Mathieu Mercier
Part 1
«Part I», une exposition personnelle de Mathieu Mercier pensée comme le premier mouvement d’une suite à venir. Placée sous le signe d’une tension permanente entre réalité et abstraction, elle présente un ensemble d’œuvres inédites appartenant à des séries en cours.
Une nouvelle Sublimation occupe l’espace central de la galerie. Le nom de cette série, débutée en 2012 et aujourd’hui constituée d’une quinzaine d’œuvres, est tiré de la technique employée par Mathieu Mercier pour incruster à chaud des outils schématiques d’appréhension de l’espace ou de la gamme chromatique sur des socles blancs en Corian, un matériau lisse et résistant. A chaque signe sublimé est adjoint un objet de la vie courante ou un produit naturel, comme c’est ici le cas. Un morceau brut de stéatite, cette roche tendre couramment mise au service de l’apprentissage classique de la sculpture sur pierre, est confronté à un schéma emprunté à la théorie des couleurs, légèrement simplifié pour en faciliter la perception.
L’œuvre inclut sa réception au cœur du projet, elle est une équation posée à l’adresse du spectateur, dont l’imagination est stimulée par les mises en relation des parties qui la composent.

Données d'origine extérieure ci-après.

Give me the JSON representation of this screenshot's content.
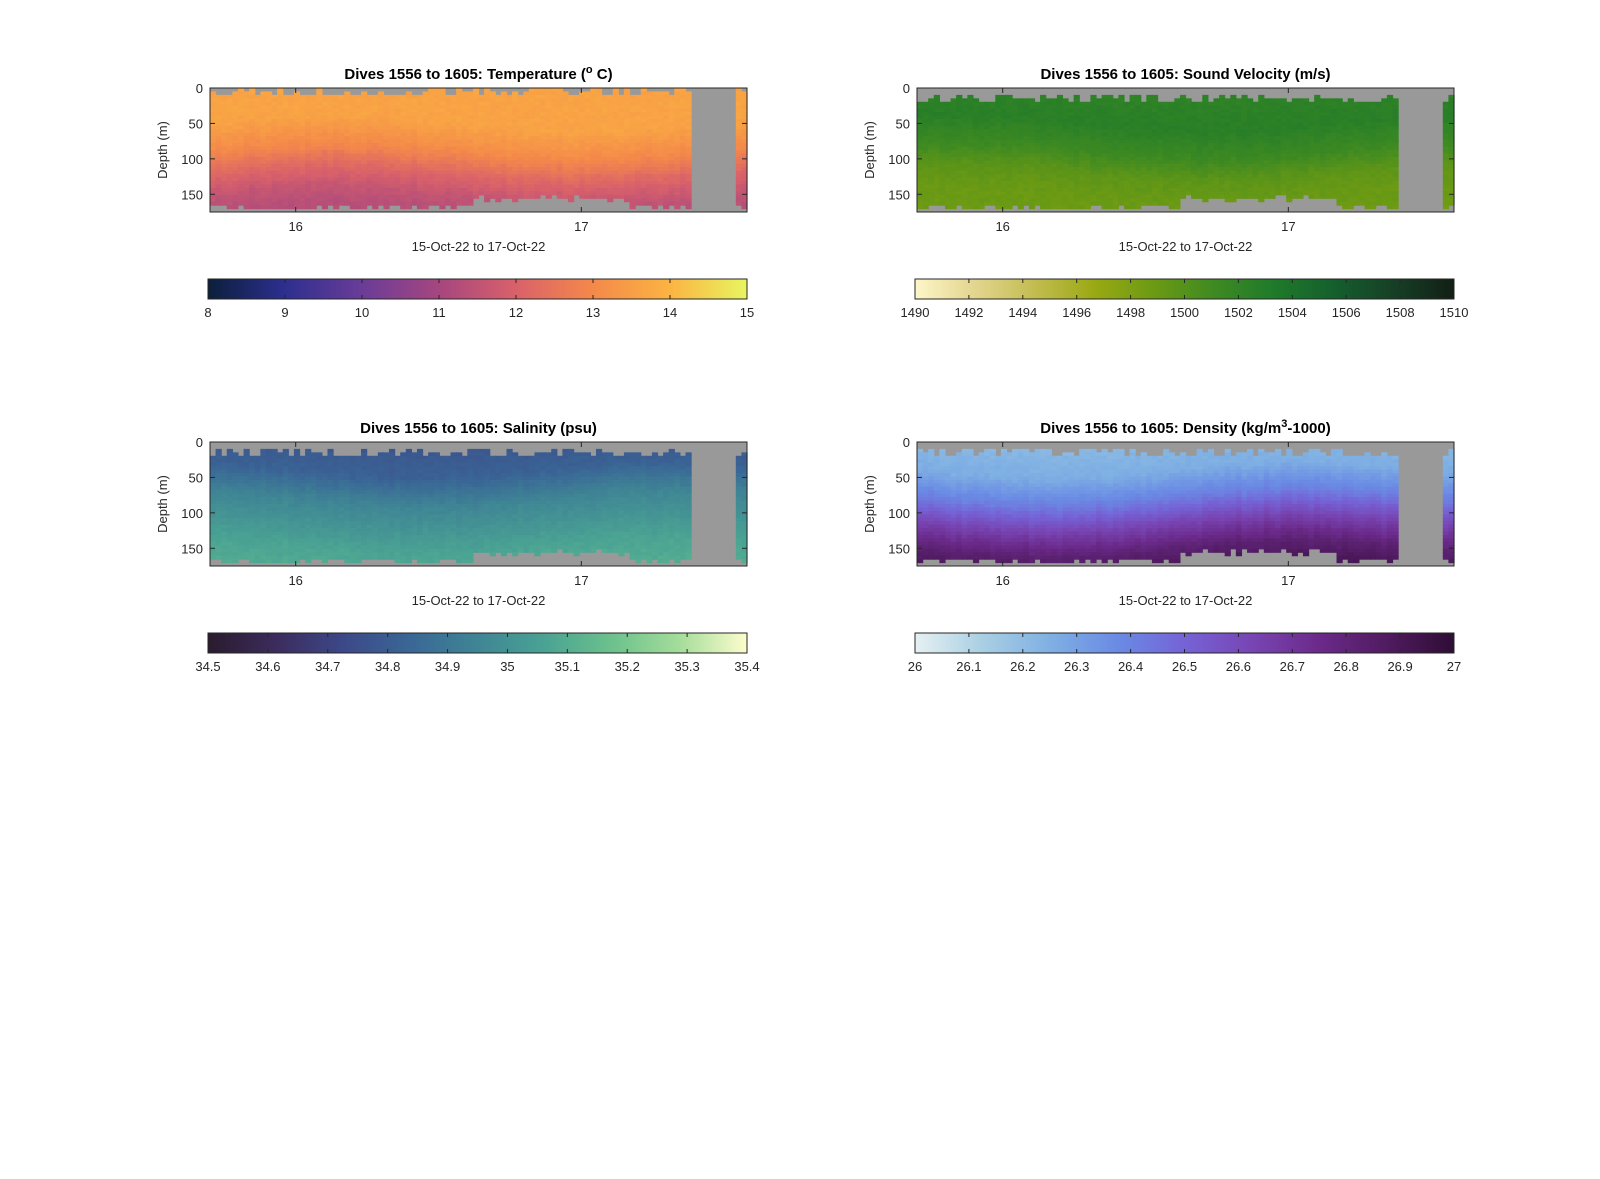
{
  "figure": {
    "panels": [
      {
        "id": "temperature",
        "title_main": "Dives 1556 to 1605: Temperature (",
        "title_sup": "o",
        "title_tail": " C)",
        "ylabel": "Depth (m)",
        "xlabel": "15-Oct-22 to 17-Oct-22",
        "colormap": [
          "#0b1f3b",
          "#2d2f8f",
          "#6a3c98",
          "#a6467f",
          "#d9616a",
          "#f4894a",
          "#fbb442",
          "#e8f560"
        ],
        "colorbar_ticks": [
          "8",
          "9",
          "10",
          "11",
          "12",
          "13",
          "14",
          "15"
        ]
      },
      {
        "id": "sound-velocity",
        "title_main": "Dives 1556 to 1605: Sound Velocity (m/s)",
        "title_sup": "",
        "title_tail": "",
        "ylabel": "Depth (m)",
        "xlabel": "15-Oct-22 to 17-Oct-22",
        "colormap": [
          "#fdf6c8",
          "#e3d58f",
          "#c3bc50",
          "#99a913",
          "#6b9a14",
          "#3e8a22",
          "#1f7a2a",
          "#155f2d",
          "#163f26",
          "#121f14"
        ],
        "colorbar_ticks": [
          "1490",
          "1492",
          "1494",
          "1496",
          "1498",
          "1500",
          "1502",
          "1504",
          "1506",
          "1508",
          "1510"
        ]
      },
      {
        "id": "salinity",
        "title_main": "Dives 1556 to 1605: Salinity (psu)",
        "title_sup": "",
        "title_tail": "",
        "ylabel": "Depth (m)",
        "xlabel": "15-Oct-22 to 17-Oct-22",
        "colormap": [
          "#2a1b2e",
          "#3b2c5c",
          "#3c4888",
          "#3a6796",
          "#3f8595",
          "#4aa393",
          "#6cc18c",
          "#a5dd9b",
          "#fdfdcc"
        ],
        "colorbar_ticks": [
          "34.5",
          "34.6",
          "34.7",
          "34.8",
          "34.9",
          "35",
          "35.1",
          "35.2",
          "35.3",
          "35.4"
        ]
      },
      {
        "id": "density",
        "title_main": "Dives 1556 to 1605: Density (kg/m",
        "title_sup": "3",
        "title_tail": "-1000)",
        "ylabel": "Depth (m)",
        "xlabel": "15-Oct-22 to 17-Oct-22",
        "colormap": [
          "#e6f1f2",
          "#a9cfe3",
          "#7fb0e3",
          "#6a8be4",
          "#7563d6",
          "#7845b3",
          "#6b2a8a",
          "#501b60",
          "#2e0d35"
        ],
        "colorbar_ticks": [
          "26",
          "26.1",
          "26.2",
          "26.3",
          "26.4",
          "26.5",
          "26.6",
          "26.7",
          "26.8",
          "26.9",
          "27"
        ]
      }
    ]
  },
  "chart_data": [
    {
      "type": "heatmap",
      "title": "Dives 1556 to 1605: Temperature (° C)",
      "xlabel": "15-Oct-22 to 17-Oct-22",
      "ylabel": "Depth (m)",
      "x_ticks": [
        "16",
        "17"
      ],
      "y_ticks": [
        0,
        50,
        100,
        150
      ],
      "ylim": [
        0,
        175
      ],
      "y_reversed": true,
      "x_range_days": [
        15.7,
        17.58
      ],
      "missing_data_color": "#999999",
      "colorbar": {
        "min": 8,
        "max": 15,
        "ticks": [
          8,
          9,
          10,
          11,
          12,
          13,
          14,
          15
        ]
      },
      "profile": {
        "depth_m": [
          0,
          50,
          90,
          120,
          150,
          175
        ],
        "value": [
          13.6,
          13.6,
          13.0,
          12.2,
          11.6,
          11.3
        ]
      }
    },
    {
      "type": "heatmap",
      "title": "Dives 1556 to 1605: Sound Velocity (m/s)",
      "xlabel": "15-Oct-22 to 17-Oct-22",
      "ylabel": "Depth (m)",
      "x_ticks": [
        "16",
        "17"
      ],
      "y_ticks": [
        0,
        50,
        100,
        150
      ],
      "ylim": [
        0,
        175
      ],
      "y_reversed": true,
      "x_range_days": [
        15.7,
        17.58
      ],
      "missing_data_color": "#999999",
      "colorbar": {
        "min": 1490,
        "max": 1510,
        "ticks": [
          1490,
          1492,
          1494,
          1496,
          1498,
          1500,
          1502,
          1504,
          1506,
          1508,
          1510
        ]
      },
      "profile": {
        "depth_m": [
          0,
          50,
          90,
          120,
          150,
          175
        ],
        "value": [
          1502.2,
          1502.6,
          1501.2,
          1499.6,
          1499.0,
          1498.8
        ]
      }
    },
    {
      "type": "heatmap",
      "title": "Dives 1556 to 1605: Salinity (psu)",
      "xlabel": "15-Oct-22 to 17-Oct-22",
      "ylabel": "Depth (m)",
      "x_ticks": [
        "16",
        "17"
      ],
      "y_ticks": [
        0,
        50,
        100,
        150
      ],
      "ylim": [
        0,
        175
      ],
      "y_reversed": true,
      "x_range_days": [
        15.7,
        17.58
      ],
      "missing_data_color": "#999999",
      "colorbar": {
        "min": 34.5,
        "max": 35.4,
        "ticks": [
          34.5,
          34.6,
          34.7,
          34.8,
          34.9,
          35,
          35.1,
          35.2,
          35.3,
          35.4
        ]
      },
      "profile": {
        "depth_m": [
          0,
          40,
          80,
          120,
          150,
          175
        ],
        "value": [
          34.78,
          34.82,
          34.95,
          35.02,
          35.07,
          35.09
        ]
      }
    },
    {
      "type": "heatmap",
      "title": "Dives 1556 to 1605: Density (kg/m³-1000)",
      "xlabel": "15-Oct-22 to 17-Oct-22",
      "ylabel": "Depth (m)",
      "x_ticks": [
        "16",
        "17"
      ],
      "y_ticks": [
        0,
        50,
        100,
        150
      ],
      "ylim": [
        0,
        175
      ],
      "y_reversed": true,
      "x_range_days": [
        15.7,
        17.58
      ],
      "missing_data_color": "#999999",
      "colorbar": {
        "min": 26,
        "max": 27,
        "ticks": [
          26,
          26.1,
          26.2,
          26.3,
          26.4,
          26.5,
          26.6,
          26.7,
          26.8,
          26.9,
          27
        ]
      },
      "profile": {
        "depth_m": [
          0,
          40,
          80,
          120,
          150,
          175
        ],
        "value": [
          26.22,
          26.26,
          26.42,
          26.66,
          26.82,
          26.9
        ]
      }
    }
  ]
}
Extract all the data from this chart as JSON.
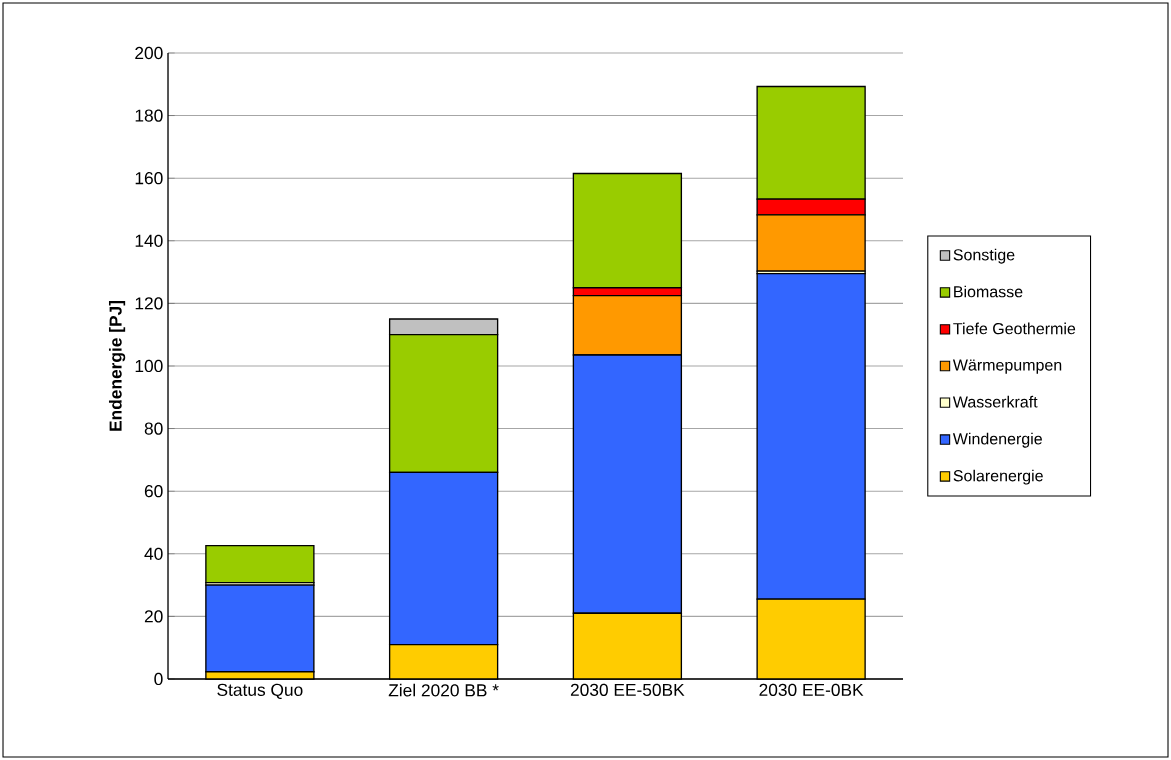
{
  "chart_data": {
    "type": "bar",
    "stacked": true,
    "ylabel": "Endenergie [PJ]",
    "categories": [
      "Status Quo",
      "Ziel 2020  BB *",
      "2030 EE-50BK",
      "2030 EE-0BK"
    ],
    "series": [
      {
        "name": "Solarenergie",
        "color": "#ffcc00",
        "values": [
          2.3,
          11,
          21,
          25.5
        ]
      },
      {
        "name": "Windenergie",
        "color": "#3366ff",
        "values": [
          27.7,
          55,
          82.5,
          104
        ]
      },
      {
        "name": "Wasserkraft",
        "color": "#ffffcc",
        "values": [
          0.8,
          0,
          null,
          0.8
        ]
      },
      {
        "name": "Wärmepumpen",
        "color": "#ff9900",
        "values": [
          0,
          0,
          19,
          18
        ]
      },
      {
        "name": "Tiefe Geothermie",
        "color": "#ff0000",
        "values": [
          0,
          0,
          2.5,
          5
        ]
      },
      {
        "name": "Biomasse",
        "color": "#99cc00",
        "values": [
          11.8,
          44,
          36.5,
          36
        ]
      },
      {
        "name": "Sonstige",
        "color": "#c0c0c0",
        "values": [
          0,
          5,
          0,
          0
        ]
      }
    ],
    "ylim": [
      0,
      200
    ],
    "yticks": [
      0,
      20,
      40,
      60,
      80,
      100,
      120,
      140,
      160,
      180,
      200
    ],
    "grid": "y",
    "legend": "right"
  }
}
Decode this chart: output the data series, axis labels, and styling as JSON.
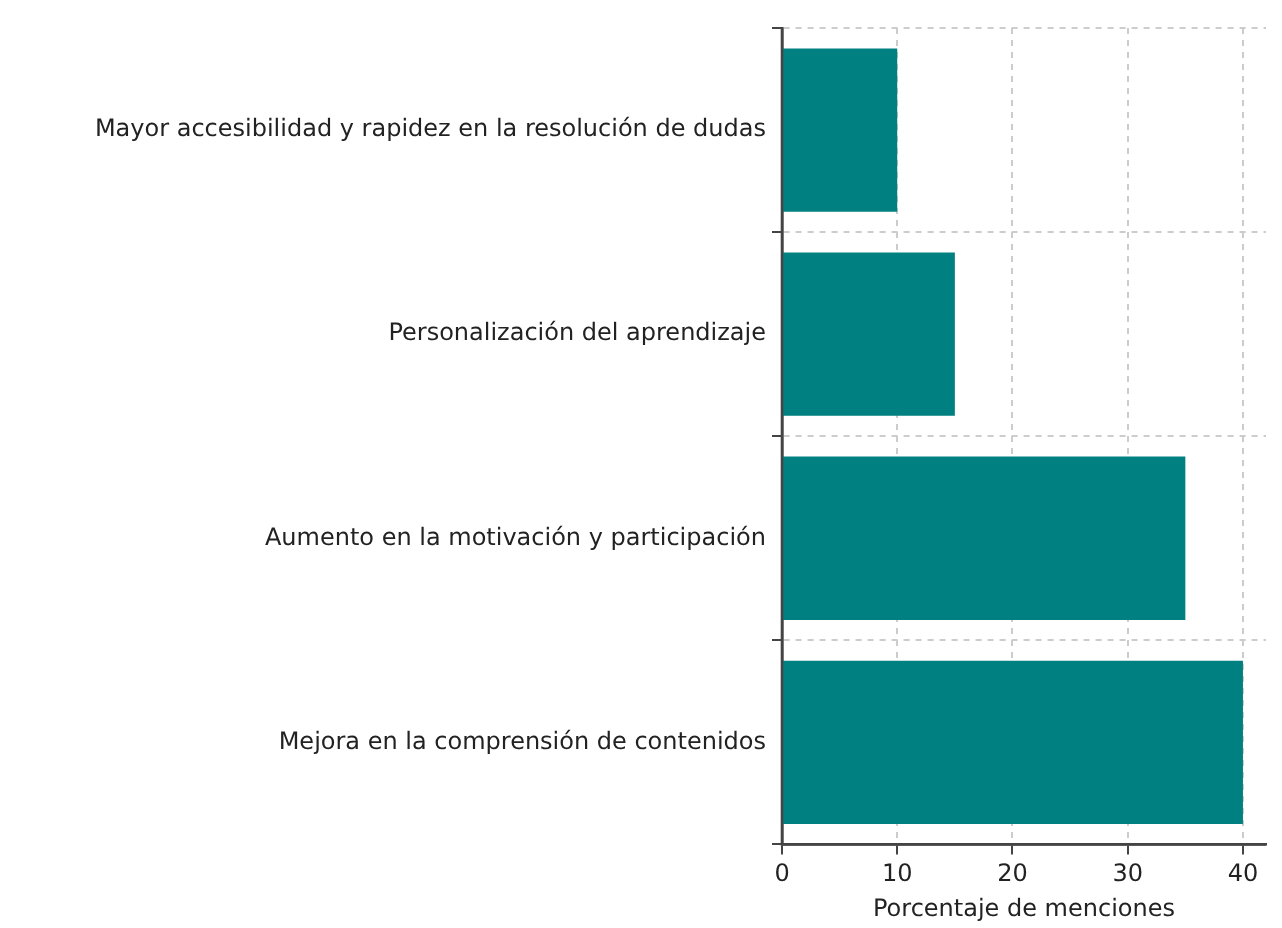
{
  "chart_data": {
    "type": "bar",
    "orientation": "horizontal",
    "xlabel": "Porcentaje de menciones",
    "categories": [
      "Mayor accesibilidad y rapidez en la resolución de dudas",
      "Personalización del aprendizaje",
      "Aumento en la motivación y participación",
      "Mejora en la comprensión de contenidos"
    ],
    "values": [
      10,
      15,
      35,
      40
    ],
    "color": "#008080",
    "xlim": [
      0,
      42
    ],
    "xticks": [
      0,
      10,
      20,
      30,
      40
    ],
    "grid": true
  }
}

Sur les murs de la galerie, des acryliques sur toile aux motifs d’inspiration textile reprennent à leur compte de grands principes formels de la peinture moderne, et plus particulièrement de la peinture à bandes parallèles.
Le vocabulaire classique de leur composition en triptyque est mis à mal par les différences d’épaisseur et de formats des châssis employés, dont les agencements décalés, presque rythmés, confèrent une valeur sculpturale, si ce n’est objectale, aux peintures. Si elles se prêtent volontiers aux projections mentales, en faisant appel à la mémoire visuelle du spectateur et à ses représentations, mêlées, de grandes abstractions de la modernité, elles renvoient aussi à un champ dense de problématiques, d’une possibilité décorative revendiquée par Buren aux complexités dialogiques de la forme et de l’objet.
L’œuvre peinte sur toile, rare, n’est pas pour autant inédite dans l’œuvre de Mathieu Mercier. Ainsi un précédent ensemble de tondi kaléidoscopiques décomposant l’image d’un diamant révélait, dans un esprit critique, l’artificialité de certains codes picturaux. Cette nouvelle série rappelle aussi et surtout celle, photographique, récente, des Scans, par les motifs historiquement référencés et les réflexes traditionnels de l’analyse picturale qu’elle met sciemment en jeu.
Trois axes, trois sphères (2014), une dernière œuvre murale, isolée, se détache dans l’espace. Jeux d’équilibre constitués de lignes et de sphères, construction géométrique aux allures de satellite, elle garde en elle le souvenir des Prouns d’El Lissitzky, ces «stations d’aiguillages» nées des expériences spatiales de la peinture abstraite.
Les œuvres réunies ici portent la marque sensible du regard posé par Mathieu Mercier sur les avant-gardes historiques, tout comme de son profond intérêt pour la capacité de synthèse finale de l’œuvre d’art. Elles sont aussi révélatrices de son attachement
aux circonstances réelles de la rencontre entre l’œuvre et le spectateur, lequel est invité, tant par sa pensée que par ses déplacements, à activer l’œuvre dans une expérience résolument située dans le temps.
Chaque œuvre de Mathieu Mercier peut de fait être comprise comme la matérialisation synthétique de l’ensemble des données d’un problème auquel il s’est longuement confronté, et dont il soumet au spectateur une solution ouverte, fondamentalement ambiguë, frappante d’évidence et pourtant irréductible à l’analyse.